Fender Instruments had been built largely on the work and reputation of Leo Fender, who invented the Telecaster, the first commercially successful electric guitar, and the first electric precision bass that “changed the sound of popular music,” according to Guitar Player Editor Wheeler.
Soon after Fender sold his company to CBS, dealers and musicians began to complain that the quality of Fender instruments was slipping. They accused CBS of boosting production to satisfy buyer demand without enforcing adequate quality controls. “Pre-CBS Fender guitars” were advertised, and collectors paid a premium for them.
Also, critics say CBS alienated many of its dealers by over-saturating the market with its instruments, raising prices too high and requiring retailers to stock Fender’s less popular product lines for the chance to market Fender’s hotter selling items.
Hartley Peavey, proprietor of a highly successful guitar manufacturing company based in Meridian, Miss., accused CBS of “gross mismanagement” in its stewardship of Fender Instruments. He said Leo Fender “cared about his product, his employees and his dealers, and when he left, the company was still there but the catalyst who made it work was gone. . . . The corporate guys got it, and they ran it into the ground.”
In an attempt to revitalize the instrument division, CBS in 1981 lured away two top executives from one of Fender’s biggest Japanese competitors, Yamaha International, a subsidiary of Nippon Gakki Co., whose musical instruments division is based in Buena Park. Yamaha Executive Vice President John McLaren became president of CBS’ musical instrument group. In turn, McLaren tapped one of his former Yamaha colleagues, Bill Schultz, to head Fender.
The new management team moved quickly to upgrade the quality of Fender’s products. CBS “invested several million dollars in a lot of new sophisticated machinery to improve precision and productivity,” recalled McLaren, who resigned his position at CBS Musical Instruments a year ago and now publishes a music industry newsletter.
“CBS has been a responsible owner and tried every conceivable thing” to pull Fender out of red ink, McLaren insisted. Also, he said many Fender employees put in 60-to-70-hour weeks in their determination to turn the company around.
Schultz would rally workers by making impromptu speeches from atop packing crates at the factory. He stressed that the battle was between America and Japan. Large red, white and blue banners were hung from the factory ceiling, and brochures emblazoned with stars and stripes were sent out with employees’ paychecks.
But McLaren said economic factors beyond Fender’s control, particularly the dollar’s increasing strength against foreign currencies, forced the company to start manufacturing overseas.
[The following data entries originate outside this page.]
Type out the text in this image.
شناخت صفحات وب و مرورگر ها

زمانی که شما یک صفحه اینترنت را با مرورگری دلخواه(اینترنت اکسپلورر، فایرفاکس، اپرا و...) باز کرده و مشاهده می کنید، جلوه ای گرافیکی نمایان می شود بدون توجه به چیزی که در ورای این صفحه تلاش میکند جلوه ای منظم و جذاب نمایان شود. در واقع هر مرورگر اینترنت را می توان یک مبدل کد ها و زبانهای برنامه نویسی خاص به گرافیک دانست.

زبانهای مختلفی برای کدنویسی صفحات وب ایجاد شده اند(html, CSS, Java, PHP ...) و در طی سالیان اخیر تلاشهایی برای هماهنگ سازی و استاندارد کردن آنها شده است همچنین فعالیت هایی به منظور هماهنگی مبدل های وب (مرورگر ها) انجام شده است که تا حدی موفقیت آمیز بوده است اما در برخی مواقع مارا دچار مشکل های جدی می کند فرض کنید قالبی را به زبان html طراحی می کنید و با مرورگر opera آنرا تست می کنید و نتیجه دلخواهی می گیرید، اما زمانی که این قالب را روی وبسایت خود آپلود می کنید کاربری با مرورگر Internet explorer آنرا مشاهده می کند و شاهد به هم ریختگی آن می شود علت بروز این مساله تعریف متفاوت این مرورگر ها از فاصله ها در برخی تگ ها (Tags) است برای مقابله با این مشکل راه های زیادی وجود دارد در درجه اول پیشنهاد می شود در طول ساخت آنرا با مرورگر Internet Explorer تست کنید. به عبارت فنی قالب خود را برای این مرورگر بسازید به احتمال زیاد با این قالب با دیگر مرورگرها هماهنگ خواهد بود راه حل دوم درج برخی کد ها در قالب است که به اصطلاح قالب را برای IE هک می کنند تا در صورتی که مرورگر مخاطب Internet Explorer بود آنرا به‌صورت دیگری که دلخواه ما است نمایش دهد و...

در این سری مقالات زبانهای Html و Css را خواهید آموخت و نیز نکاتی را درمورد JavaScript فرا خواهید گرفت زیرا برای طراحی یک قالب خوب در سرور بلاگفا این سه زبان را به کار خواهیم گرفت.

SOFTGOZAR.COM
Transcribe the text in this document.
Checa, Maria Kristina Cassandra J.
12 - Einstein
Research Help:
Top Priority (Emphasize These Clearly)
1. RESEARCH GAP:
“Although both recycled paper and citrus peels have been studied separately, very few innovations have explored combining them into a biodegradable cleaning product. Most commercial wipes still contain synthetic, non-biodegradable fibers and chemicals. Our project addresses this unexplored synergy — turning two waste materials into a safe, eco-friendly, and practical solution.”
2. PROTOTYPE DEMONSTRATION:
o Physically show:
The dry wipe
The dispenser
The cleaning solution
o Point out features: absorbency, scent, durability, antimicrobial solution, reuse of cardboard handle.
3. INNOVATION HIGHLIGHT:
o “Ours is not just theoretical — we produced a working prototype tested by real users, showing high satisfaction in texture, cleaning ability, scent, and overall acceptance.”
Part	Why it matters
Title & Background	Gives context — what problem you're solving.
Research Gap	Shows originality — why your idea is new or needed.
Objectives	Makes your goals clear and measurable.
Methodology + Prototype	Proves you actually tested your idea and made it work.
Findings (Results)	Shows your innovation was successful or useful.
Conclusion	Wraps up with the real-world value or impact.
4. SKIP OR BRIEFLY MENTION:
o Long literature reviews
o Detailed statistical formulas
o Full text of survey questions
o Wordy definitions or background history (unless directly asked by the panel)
Some people within the Fender organization contend that CBS decided to sell the company just as it was about to reap the benefits from the switch to foreign manufacturing and from the development of less expensive and improved product lines.
Can Regain Position
Rhodes, the inventor who works as a consultant to Fender, declared, “It is right now we have a chance to recapture our position.” He said the Fender manufacturing operation in Fullerton recently closed for almost a year while the manufacturing equipment was “retooled” to turn out lighter and sturdier pianos that will sell for about $300 less than previously.
Fender President Schultz, while acknowledging that the company has suffered losses for three years, said the firm could “turn around and start making a profit” in 1985. But he added that the kind of profit Fender could reap in today’s market would be “insignificant” for CBS.
Already, Fender has attracted “several” potential buyers, according to a CBS spokesman who refused to elaborate. However, Schultz acknowledged that he is one of the bidders and some Fender employees said they believe that he has the “inside track.”
Schultz said he believes that Fender would be more successful if it returned to being an “entrepreneurial” firm. “You have got to get back to an individual owning the business,” he said.